El Papa pide en especial por los niños que sufren

vaticannews.va

13/04/20

En su homilía del Domingo 12 de abril, el Papa señaló que Jesús Resucitado es el verdadero «contagio» de esperanza y dijo que no se trata de una fórmula mágica que hace desaparecer los problemas, sino que los ilumina «al transformar el mal en bien, signo distintivo del poder de Dios».

Asimismo, invitó a mirar al Resucitado, para «que sane las heridas de la humanidad desolada». En esta situación de coronavirus, hizo presente a los enfermos, a los que han fallecido y a las familias que lloran la muerte de sus seres queridos: «que el Señor de la vida dé consuelo y esperanza a quienes aún atraviesan la prueba, especialmente a los ancianos y personas que están solas…».

El Papa recordó al personal sanitario, a las autoridades y a quienes trabajan en los servicios esenciales; se sintió cercano con quienes temen perder su trabajo y los efectos que esto implica; también invitó a trabajar por los más débiles: «No es tiempo de indiferencia, porque el mundo entero está sufriendo y debe estar unido para afrontar la pandemia. Que Jesús resucitado conceda esperanza a todos los pobres, a quienes viven en las periferias, a los prófugos y a los que no tienen hogar. Que estos hermanos y hermanas no se sientan solos».
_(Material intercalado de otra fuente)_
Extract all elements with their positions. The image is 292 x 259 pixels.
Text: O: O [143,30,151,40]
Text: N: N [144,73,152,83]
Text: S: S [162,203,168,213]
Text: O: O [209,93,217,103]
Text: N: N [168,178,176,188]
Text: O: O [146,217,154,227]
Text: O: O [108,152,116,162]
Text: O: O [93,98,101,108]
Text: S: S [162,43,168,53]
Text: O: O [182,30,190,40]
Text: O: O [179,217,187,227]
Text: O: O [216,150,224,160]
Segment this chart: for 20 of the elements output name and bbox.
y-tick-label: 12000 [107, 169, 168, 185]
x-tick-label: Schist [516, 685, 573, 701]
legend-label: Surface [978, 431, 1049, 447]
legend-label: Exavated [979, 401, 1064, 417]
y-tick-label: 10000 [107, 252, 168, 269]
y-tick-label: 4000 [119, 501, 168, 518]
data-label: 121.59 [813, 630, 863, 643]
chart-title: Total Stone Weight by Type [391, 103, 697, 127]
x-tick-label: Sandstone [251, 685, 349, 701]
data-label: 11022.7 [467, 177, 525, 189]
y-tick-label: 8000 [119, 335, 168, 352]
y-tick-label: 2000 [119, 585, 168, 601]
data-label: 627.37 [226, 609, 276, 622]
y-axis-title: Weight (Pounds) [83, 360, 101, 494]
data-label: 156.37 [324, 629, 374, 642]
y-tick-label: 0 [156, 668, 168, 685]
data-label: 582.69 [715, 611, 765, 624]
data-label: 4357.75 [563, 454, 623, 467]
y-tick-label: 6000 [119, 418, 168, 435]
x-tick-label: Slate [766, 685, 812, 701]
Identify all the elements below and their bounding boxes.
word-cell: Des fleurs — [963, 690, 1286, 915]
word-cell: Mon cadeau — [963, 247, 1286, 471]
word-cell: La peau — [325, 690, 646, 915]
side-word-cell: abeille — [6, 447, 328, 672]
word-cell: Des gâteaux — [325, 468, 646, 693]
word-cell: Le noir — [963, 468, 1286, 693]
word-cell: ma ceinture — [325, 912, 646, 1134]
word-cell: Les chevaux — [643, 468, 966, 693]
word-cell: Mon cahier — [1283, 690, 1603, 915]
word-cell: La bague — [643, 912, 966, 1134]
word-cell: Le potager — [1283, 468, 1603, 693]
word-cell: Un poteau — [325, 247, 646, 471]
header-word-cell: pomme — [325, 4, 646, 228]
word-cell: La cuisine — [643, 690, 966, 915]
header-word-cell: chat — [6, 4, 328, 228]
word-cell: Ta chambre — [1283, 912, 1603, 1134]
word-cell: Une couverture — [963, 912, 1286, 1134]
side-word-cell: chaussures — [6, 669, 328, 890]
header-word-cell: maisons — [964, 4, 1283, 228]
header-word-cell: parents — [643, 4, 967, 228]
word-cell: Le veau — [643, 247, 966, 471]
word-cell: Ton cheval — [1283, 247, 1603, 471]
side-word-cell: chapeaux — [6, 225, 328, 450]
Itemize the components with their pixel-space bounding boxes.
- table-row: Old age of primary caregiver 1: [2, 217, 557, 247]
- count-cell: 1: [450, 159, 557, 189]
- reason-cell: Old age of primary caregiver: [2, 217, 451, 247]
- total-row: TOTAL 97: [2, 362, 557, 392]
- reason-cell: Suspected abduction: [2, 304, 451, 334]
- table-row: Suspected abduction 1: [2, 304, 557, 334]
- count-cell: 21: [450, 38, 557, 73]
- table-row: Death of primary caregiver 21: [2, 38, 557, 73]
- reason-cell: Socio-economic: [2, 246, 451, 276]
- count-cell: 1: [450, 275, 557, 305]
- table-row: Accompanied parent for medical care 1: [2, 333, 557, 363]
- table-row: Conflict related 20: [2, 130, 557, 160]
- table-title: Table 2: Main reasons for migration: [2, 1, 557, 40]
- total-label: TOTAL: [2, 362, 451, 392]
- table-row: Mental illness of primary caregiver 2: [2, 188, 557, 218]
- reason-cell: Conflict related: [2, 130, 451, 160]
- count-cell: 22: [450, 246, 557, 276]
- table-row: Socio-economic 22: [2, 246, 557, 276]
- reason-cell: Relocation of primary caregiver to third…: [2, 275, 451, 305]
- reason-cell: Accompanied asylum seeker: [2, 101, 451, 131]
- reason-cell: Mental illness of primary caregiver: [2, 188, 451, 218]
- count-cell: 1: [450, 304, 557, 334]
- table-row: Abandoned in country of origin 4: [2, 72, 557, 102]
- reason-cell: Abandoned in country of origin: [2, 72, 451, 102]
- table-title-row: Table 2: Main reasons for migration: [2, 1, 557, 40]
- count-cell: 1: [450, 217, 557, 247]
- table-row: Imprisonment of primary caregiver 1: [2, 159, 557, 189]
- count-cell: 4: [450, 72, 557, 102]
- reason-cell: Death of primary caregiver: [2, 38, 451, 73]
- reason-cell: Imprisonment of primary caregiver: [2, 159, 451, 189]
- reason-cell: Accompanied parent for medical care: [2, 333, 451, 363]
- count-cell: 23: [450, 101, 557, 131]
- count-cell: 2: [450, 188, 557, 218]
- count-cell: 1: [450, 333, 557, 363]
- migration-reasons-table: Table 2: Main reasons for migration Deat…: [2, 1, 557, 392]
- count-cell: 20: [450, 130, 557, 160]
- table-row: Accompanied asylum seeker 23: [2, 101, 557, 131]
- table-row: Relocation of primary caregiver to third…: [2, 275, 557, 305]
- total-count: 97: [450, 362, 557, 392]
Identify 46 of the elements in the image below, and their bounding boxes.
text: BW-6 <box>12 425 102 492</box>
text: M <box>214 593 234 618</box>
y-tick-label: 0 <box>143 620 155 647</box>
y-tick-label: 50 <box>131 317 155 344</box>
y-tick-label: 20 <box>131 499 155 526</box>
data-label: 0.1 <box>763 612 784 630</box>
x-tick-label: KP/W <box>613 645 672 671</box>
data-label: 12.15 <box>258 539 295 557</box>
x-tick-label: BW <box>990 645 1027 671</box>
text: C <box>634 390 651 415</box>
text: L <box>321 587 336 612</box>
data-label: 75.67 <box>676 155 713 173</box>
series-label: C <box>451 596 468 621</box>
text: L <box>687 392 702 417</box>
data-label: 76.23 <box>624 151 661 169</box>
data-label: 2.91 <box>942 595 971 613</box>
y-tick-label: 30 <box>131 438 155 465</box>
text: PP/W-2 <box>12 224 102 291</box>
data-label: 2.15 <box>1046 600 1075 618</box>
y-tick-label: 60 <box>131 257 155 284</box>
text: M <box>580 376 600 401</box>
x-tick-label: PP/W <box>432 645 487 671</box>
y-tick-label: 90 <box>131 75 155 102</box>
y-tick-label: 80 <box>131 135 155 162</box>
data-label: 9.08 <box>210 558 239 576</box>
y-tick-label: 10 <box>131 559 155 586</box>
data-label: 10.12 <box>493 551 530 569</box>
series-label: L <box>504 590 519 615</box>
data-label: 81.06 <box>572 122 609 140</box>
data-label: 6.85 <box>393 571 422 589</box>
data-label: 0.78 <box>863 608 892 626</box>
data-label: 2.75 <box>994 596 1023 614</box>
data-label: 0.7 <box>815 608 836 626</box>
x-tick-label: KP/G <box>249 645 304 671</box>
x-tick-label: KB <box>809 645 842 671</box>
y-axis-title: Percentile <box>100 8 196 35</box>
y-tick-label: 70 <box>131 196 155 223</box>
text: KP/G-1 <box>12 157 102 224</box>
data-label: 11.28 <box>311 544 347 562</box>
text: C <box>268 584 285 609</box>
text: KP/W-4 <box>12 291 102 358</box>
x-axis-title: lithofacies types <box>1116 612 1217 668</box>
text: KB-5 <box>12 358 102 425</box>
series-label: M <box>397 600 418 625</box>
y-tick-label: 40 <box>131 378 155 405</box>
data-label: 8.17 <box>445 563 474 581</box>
Francisco recordó lugares del mundo donde hay crisis humanitarias, y pidió que Jesús «reconforte el corazón de tantas personas refugiadas y desplazadas a causa de guerras, sequías y carestías. Que proteja a los numerosos migrantes y refugiados –muchos de ellos, niños– que viven en condiciones insoportables, especialmente en Libia y en la frontera entre Grecia y Turquía». 

De igual forma, el Obispo de Roma pidió enfrentar los desafíos de la pandemia y las crisis económicas con unidad, solidaridad e innovación, como alternativas para rechazar el egoísmo.

Finalizó su mensaje diciendo: «Las palabras que realmente queremos escuchar en este tiempo no son indiferencia, egoísmo, división y olvido. ¡Queremos suprimirlas para siempre! Esas palabras pareciera que prevalecen cuando en nosotros triunfa el miedo y la muerte; es decir, cuando no dejamos que sea el Señor Jesús quien triunfe en nuestro corazón y en nuestra vida. Que Él, que ya venció a la muerte y nos abrió el camino de la salvación eterna, disipe las tinieblas de nuestra pobre humanidad y nos introduzca en su día glorioso que no conoce ocaso».